Oral Pentoxifylline in Pediatric CAP: Trial Reports Faster Recovery

Key Takeaways
- Over 10 days, adjunctive pentoxifylline was associated with faster normalization of temperature, respiratory rate, and oxygen saturation.
- Inflammatory markers and lung-ultrasound findings also shifted favorably, with fewer involved zones and smaller pleural effusions by day 10.
- Mild gastrointestinal upset was the main reported adverse effect, and the small, single-center, not-double-blinded design used limited assessment time points.

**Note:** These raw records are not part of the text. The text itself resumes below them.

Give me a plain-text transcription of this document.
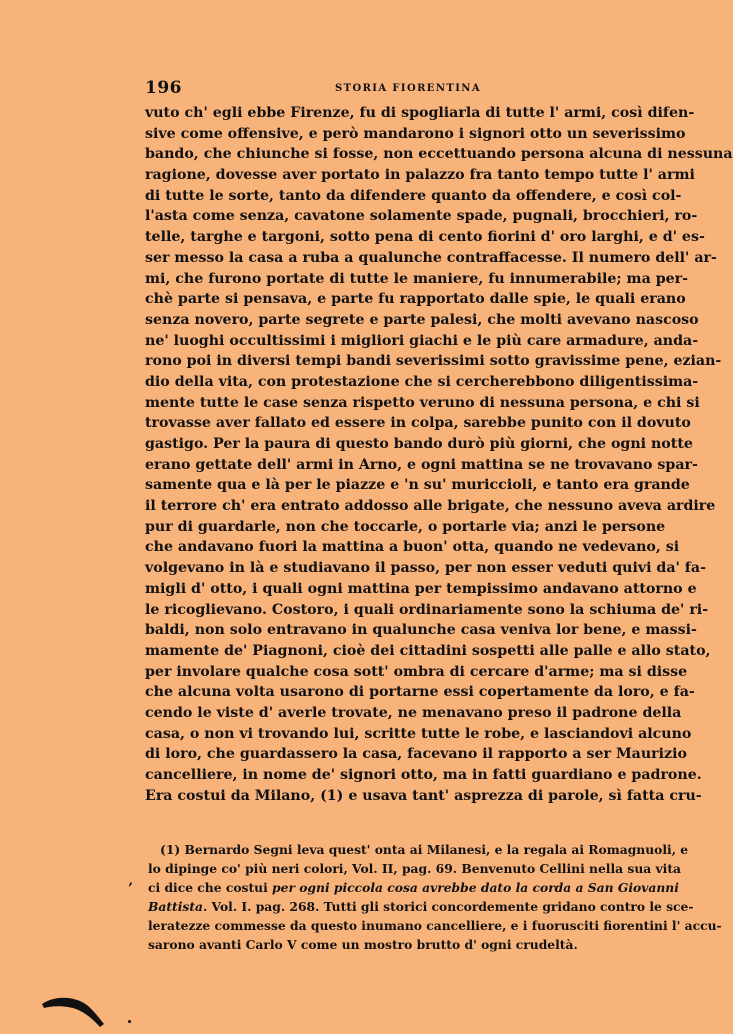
196	STORIA FIORENTINA
vuto ch' egli ebbe Firenze, fu di spogliarla di tutte l' armi, così difen-
sive come offensive, e però mandarono i signori otto un severissimo
bando, che chiunche si fosse, non eccettuando persona alcuna di nessuna
ragione, dovesse aver portato in palazzo fra tanto tempo tutte l' armi
di tutte le sorte, tanto da difendere quanto da offendere, e così col-
l'asta come senza, cavatone solamente spade, pugnali, brocchieri, ro-
telle, targhe e targoni, sotto pena di cento fiorini d' oro larghi, e d' es-
ser messo la casa a ruba a qualunche contraffacesse. Il numero dell' ar-
mi, che furono portate di tutte le maniere, fu innumerabile; ma per-
chè parte si pensava, e parte fu rapportato dalle spie, le quali erano
senza novero, parte segrete e parte palesi, che molti avevano nascoso
ne' luoghi occultissimi i migliori giachi e le più care armadure, anda-
rono poi in diversi tempi bandi severissimi sotto gravissime pene, ezian-
dio della vita, con protestazione che si cercherebbono diligentissima-
mente tutte le case senza rispetto veruno di nessuna persona, e chi si
trovasse aver fallato ed essere in colpa, sarebbe punito con il dovuto
gastigo. Per la paura di questo bando durò più giorni, che ogni notte
erano gettate dell' armi in Arno, e ogni mattina se ne trovavano spar-
samente qua e là per le piazze e 'n su' muriccioli, e tanto era grande
il terrore ch' era entrato addosso alle brigate, che nessuno aveva ardire
pur di guardarle, non che toccarle, o portarle via; anzi le persone
che andavano fuori la mattina a buon' otta, quando ne vedevano, si
volgevano in là e studiavano il passo, per non esser veduti quivi da' fa-
migli d' otto, i quali ogni mattina per tempissimo andavano attorno e
le ricoglievano. Costoro, i quali ordinariamente sono la schiuma de' ri-
baldi, non solo entravano in qualunche casa veniva lor bene, e massi-
mamente de' Piagnoni, cioè dei cittadini sospetti alle palle e allo stato,
per involare qualche cosa sott' ombra di cercare d'arme; ma si disse
che alcuna volta usarono di portarne essi copertamente da loro, e fa-
cendo le viste d' averle trovate, ne menavano preso il padrone della
casa, o non vi trovando lui, scritte tutte le robe, e lasciandovi alcuno
di loro, che guardassero la casa, facevano il rapporto a ser Maurizio
cancelliere, in nome de' signori otto, ma in fatti guardiano e padrone.
Era costui da Milano, (1) e usava tant' asprezza di parole, sì fatta cru-
(1) Bernardo Segni leva quest' onta ai Milanesi, e la regala ai Romagnuoli, e
lo dipinge co' più neri colori, Vol. II, pag. 69. Benvenuto Cellini nella sua vita
ci dice che costui per ogni piccola cosa avrebbe dato la corda a San Giovanni
Battista. Vol. I. pag. 268. Tutti gli storici concordemente gridano contro le sce-
leratezze commesse da questo inumano cancelliere, e i fuorusciti fiorentini l' accu-
sarono avanti Carlo V come un mostro brutto d' ogni crudeltà.
’
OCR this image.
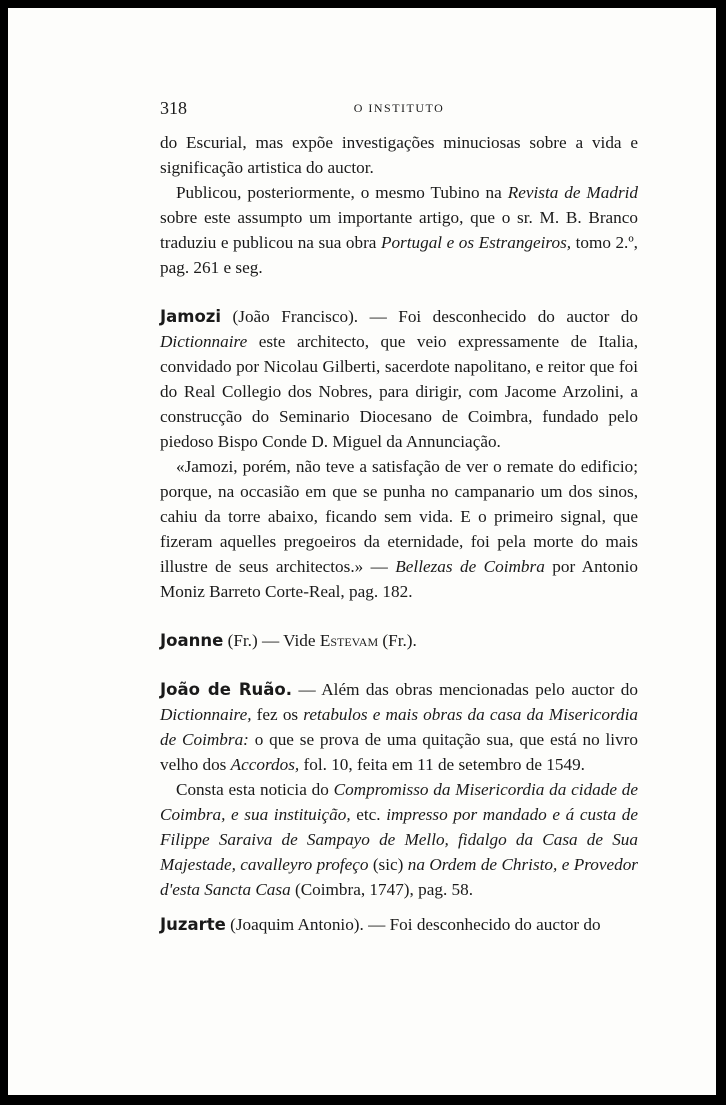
318	O INSTITUTO

do Escurial, mas expõe investigações minuciosas sobre a vida e significação artistica do auctor.

Publicou, posteriormente, o mesmo Tubino na Revista de Madrid sobre este assumpto um importante artigo, que o sr. M. B. Branco traduziu e publicou na sua obra Portugal e os Estrangeiros, tomo 2.º, pag. 261 e seg.

Jamozi (João Francisco). — Foi desconhecido do auctor do Dictionnaire este architecto, que veio expressamente de Italia, convidado por Nicolau Gilberti, sacerdote napolitano, e reitor que foi do Real Collegio dos Nobres, para dirigir, com Jacome Arzolini, a construcção do Seminario Diocesano de Coimbra, fundado pelo piedoso Bispo Conde D. Miguel da Annunciação.

«Jamozi, porém, não teve a satisfação de ver o remate do edificio; porque, na occasião em que se punha no campanario um dos sinos, cahiu da torre abaixo, ficando sem vida. E o primeiro signal, que fizeram aquelles pregoeiros da eternidade, foi pela morte do mais illustre de seus architectos.» — Bellezas de Coimbra por Antonio Moniz Barreto Corte-Real, pag. 182.

Joanne (Fr.) — Vide Estevam (Fr.).

João de Ruão. — Além das obras mencionadas pelo auctor do Dictionnaire, fez os retabulos e mais obras da casa da Misericordia de Coimbra: o que se prova de uma quitação sua, que está no livro velho dos Accordos, fol. 10, feita em 11 de setembro de 1549.

Consta esta noticia do Compromisso da Misericordia da cidade de Coimbra, e sua instituição, etc. impresso por mandado e á custa de Filippe Saraiva de Sampayo de Mello, fidalgo da Casa de Sua Majestade, cavalleyro profeço (sic) na Ordem de Christo, e Provedor d'esta Sancta Casa (Coimbra, 1747), pag. 58.

Juzarte (Joaquim Antonio). — Foi desconhecido do auctor do
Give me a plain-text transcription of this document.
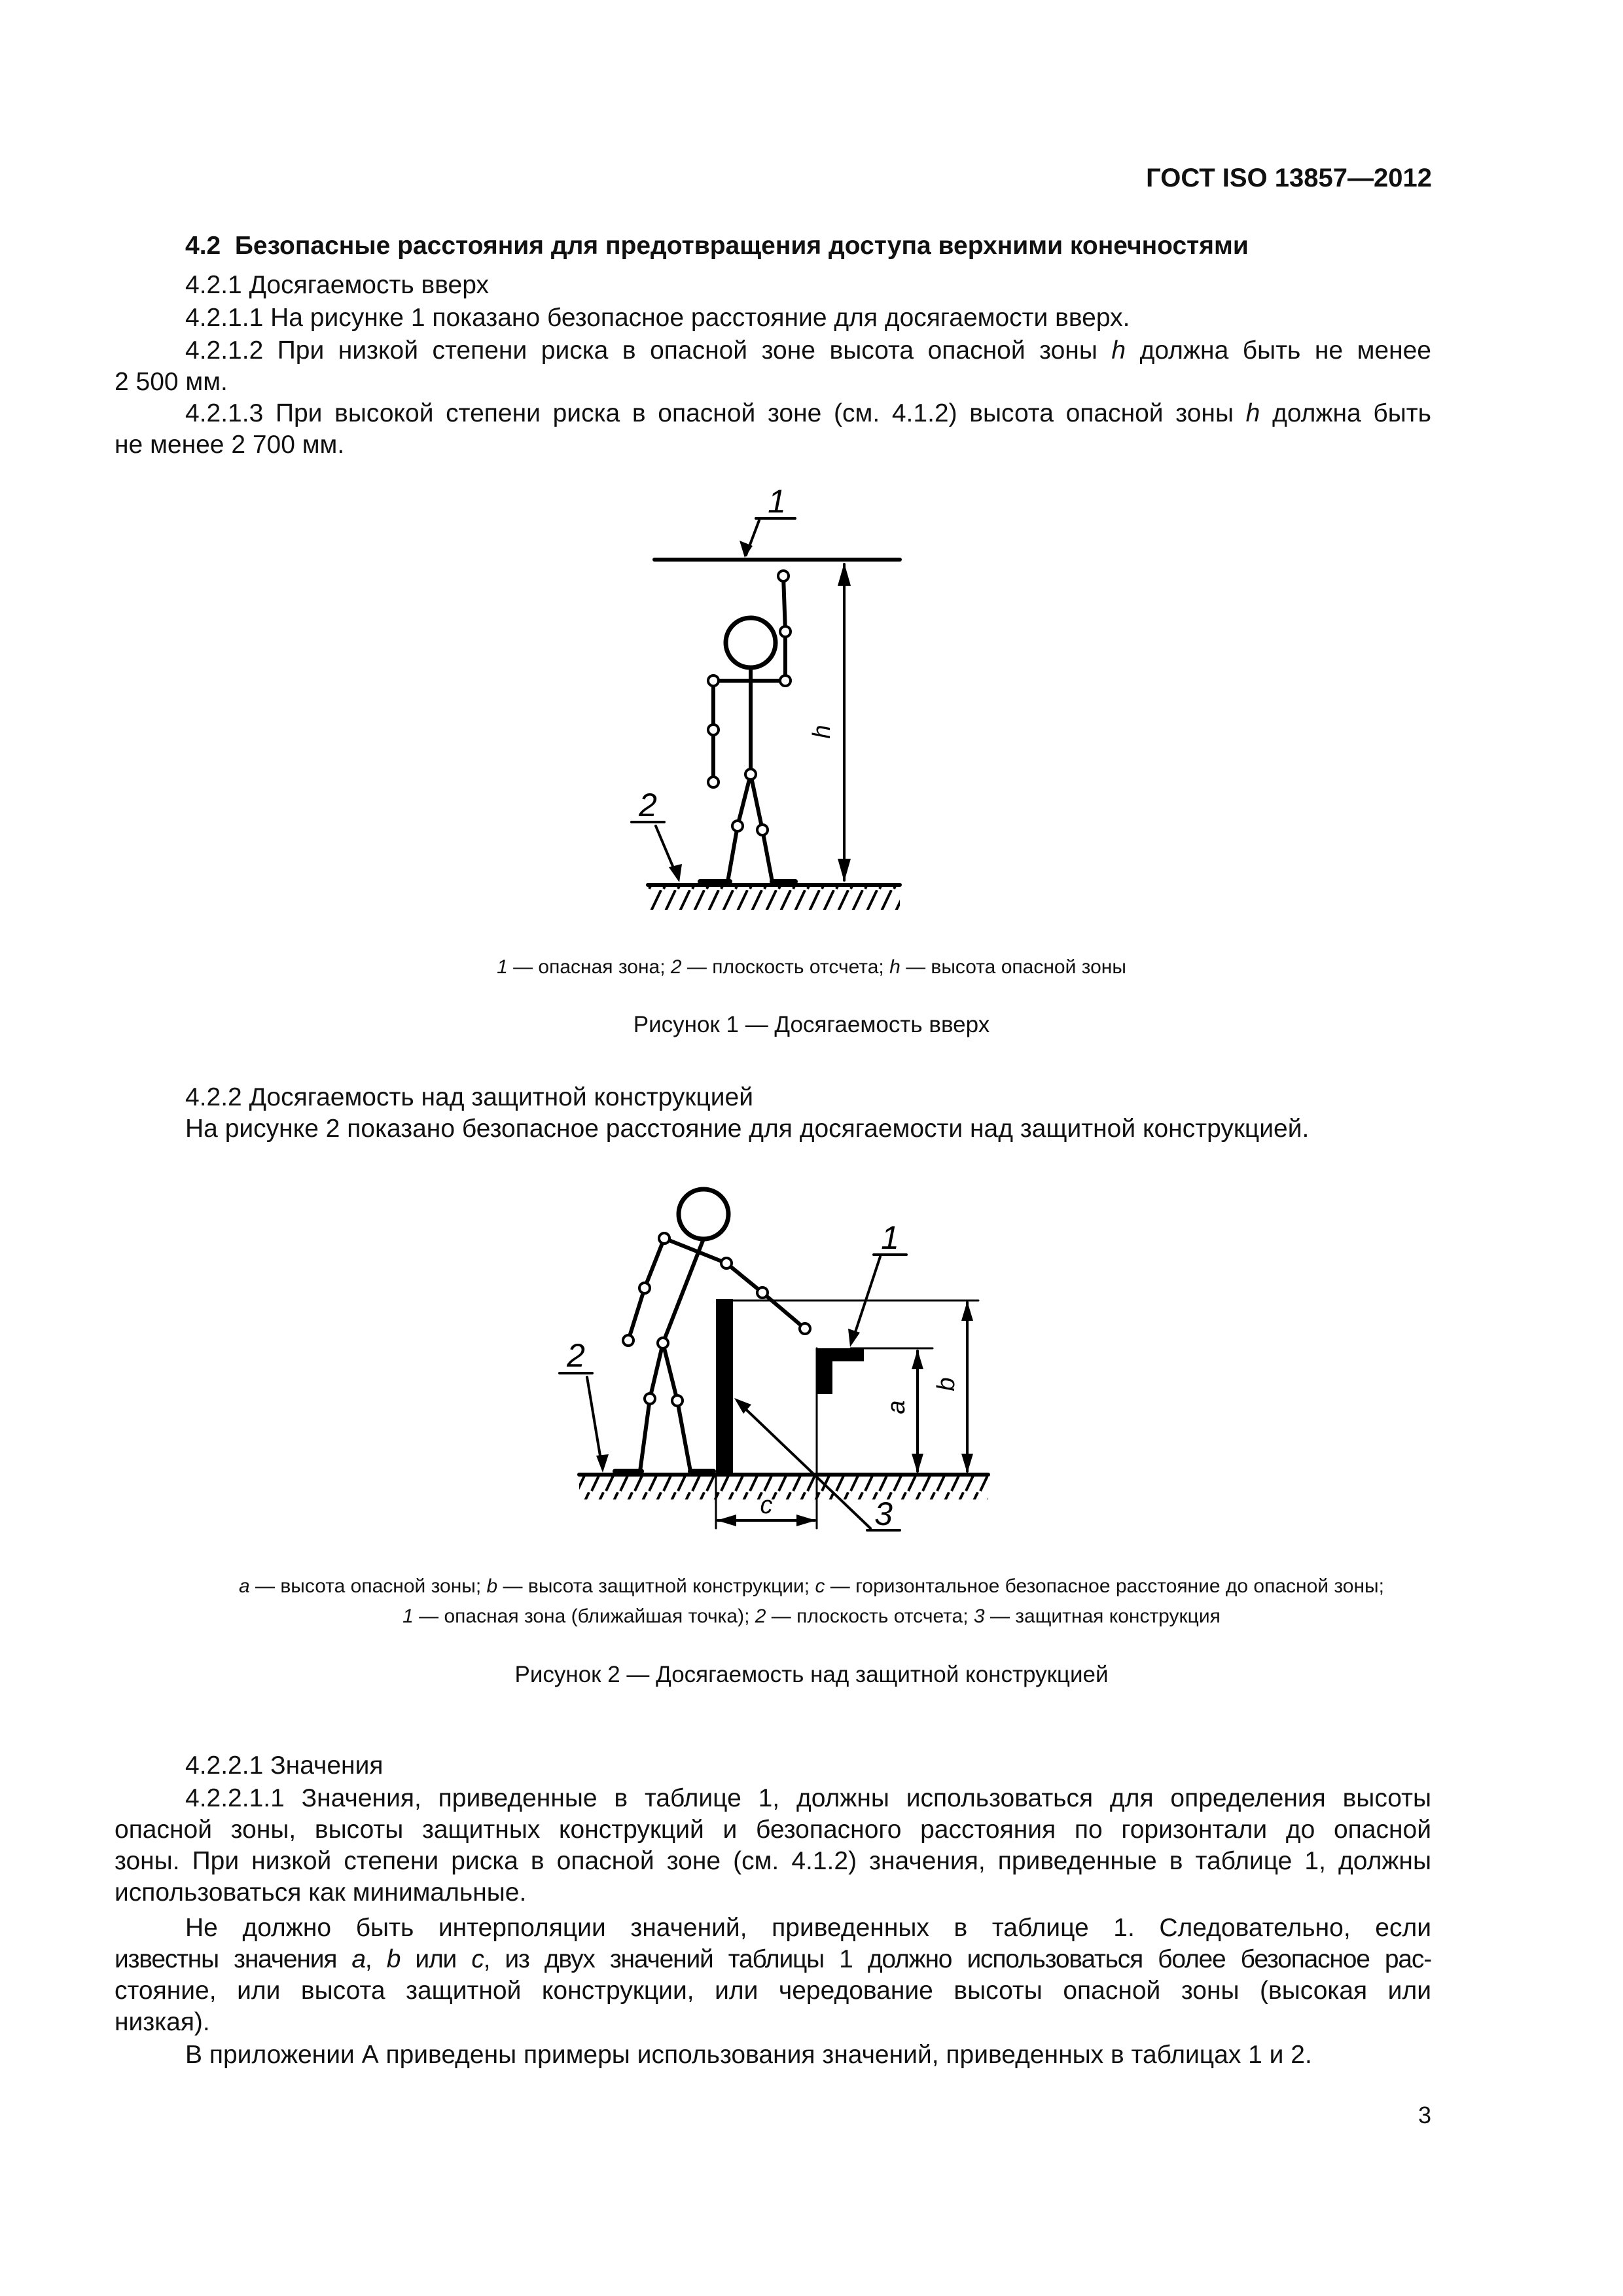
ГОСТ ISO 13857—2012
4.2 Безопасные расстояния для предотвращения доступа верхними конечностями
4.2.1 Досягаемость вверх
4.2.1.1 На рисунке 1 показано безопасное расстояние для досягаемости вверх.
4.2.1.2 При низкой степени риска в опасной зоне высота опасной зоны h должна быть не менее
2 500 мм.
4.2.1.3 При высокой степени риска в опасной зоне (см. 4.1.2) высота опасной зоны h должна быть
не менее 2 700 мм.
1
2
h
1 — опасная зона; 2 — плоскость отсчета; h — высота опасной зоны
Рисунок 1 — Досягаемость вверх
4.2.2 Досягаемость над защитной конструкцией
На рисунке 2 показано безопасное расстояние для досягаемости над защитной конструкцией.
1
2
3
a
b
c
a — высота опасной зоны; b — высота защитной конструкции; c — горизонтальное безопасное расстояние до опасной зоны;
1 — опасная зона (ближайшая точка); 2 — плоскость отсчета; 3 — защитная конструкция
Рисунок 2 — Досягаемость над защитной конструкцией
4.2.2.1 Значения
4.2.2.1.1 Значения, приведенные в таблице 1, должны использоваться для определения высоты
опасной зоны, высоты защитных конструкций и безопасного расстояния по горизонтали до опасной
зоны. При низкой степени риска в опасной зоне (см. 4.1.2) значения, приведенные в таблице 1, должны
использоваться как минимальные.
Не должно быть интерполяции значений, приведенных в таблице 1. Следовательно, если
известны значения a, b или c, из двух значений таблицы 1 должно использоваться более безопасное рас-
стояние, или высота защитной конструкции, или чередование высоты опасной зоны (высокая или
низкая).
В приложении А приведены примеры использования значений, приведенных в таблицах 1 и 2.
3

A single-center randomized controlled superiority study in a tertiary-care pediatric pulmonology unit used 1:1 randomization, a single-blind design with outcome assessors and data analysts blinded. Among 106 hospitalized children with CAP, 53 were assigned to each arm; eligible ages were 2 months to 18 years, mean age was 5.61 ± 3.31 years, and 45.3% were female. CAP eligibility required a lower respiratory tract infection acquired outside the healthcare setting, confirmed by clinical signs and radiographic evidence, and primary outcomes were time to normalization of respiratory rate, body temperature, and oxygen saturation, along with changes in anti-inflammatory biomarkers. Oral pentoxifylline 20 mg/kg/day for 10 days was added to standard antibiotic and supportive therapy, while controls received standard therapy alone.
Temperature normalized in 61.2 ± 11.3 hours with pentoxifylline and 67.4 ± 17.1 hours with standard therapy alone (p = 0.029). Respiratory-rate normalization occurred in 83.3 ± 18.7 versus 95.7 ± 25.2 hours (p = 0.004). Oxygen-saturation normalization occurred in 71.5 ± 26.6 versus 89.0 ± 27.4 hours (p = 0.001). At day 10, respiratory rate was 29.17 ± 4.38 versus 34.02 ± 8.29 breaths/min, and oxygen saturation was 97.28 ± 1.32% versus 96.26 ± 1.55% (both p < 0.001). These comparisons were consistent with faster short-term clinical stabilization in the adjunct arm.
At day 10, the pentoxifylline group also had lower WBC count, LDH, CRP, IL-6, D-dimer, AST, and total bilirubin, with higher hemoglobin and albumin. Lung ultrasound favored pentoxifylline, with fewer involved zones at 3.81 ± 1.75 versus 5.71 ± 2.14 and confluent B-line resolution in 88.7% versus 71.7%. Pleural-effusion size was 0.94 ± 0.60 cm versus 1.65 ± 0.90 cm, while pulmonary complications occurred in 45.3% versus 67.9% and surgical intervention in 26.4% versus 45.3%. Imaging and complication findings moved in the same direction as the clinical recovery endpoints.
Pentoxifylline was well tolerated, and mild gastrointestinal upset was the main reported adverse effect. Broader safety conclusions were limited by the sample size and the adverse-event reporting available here. The authors noted that the study was small, single-center, not double-blinded, and limited biomarker and imaging assessment to baseline and day 10, leaving longer-term outcomes unaddressed.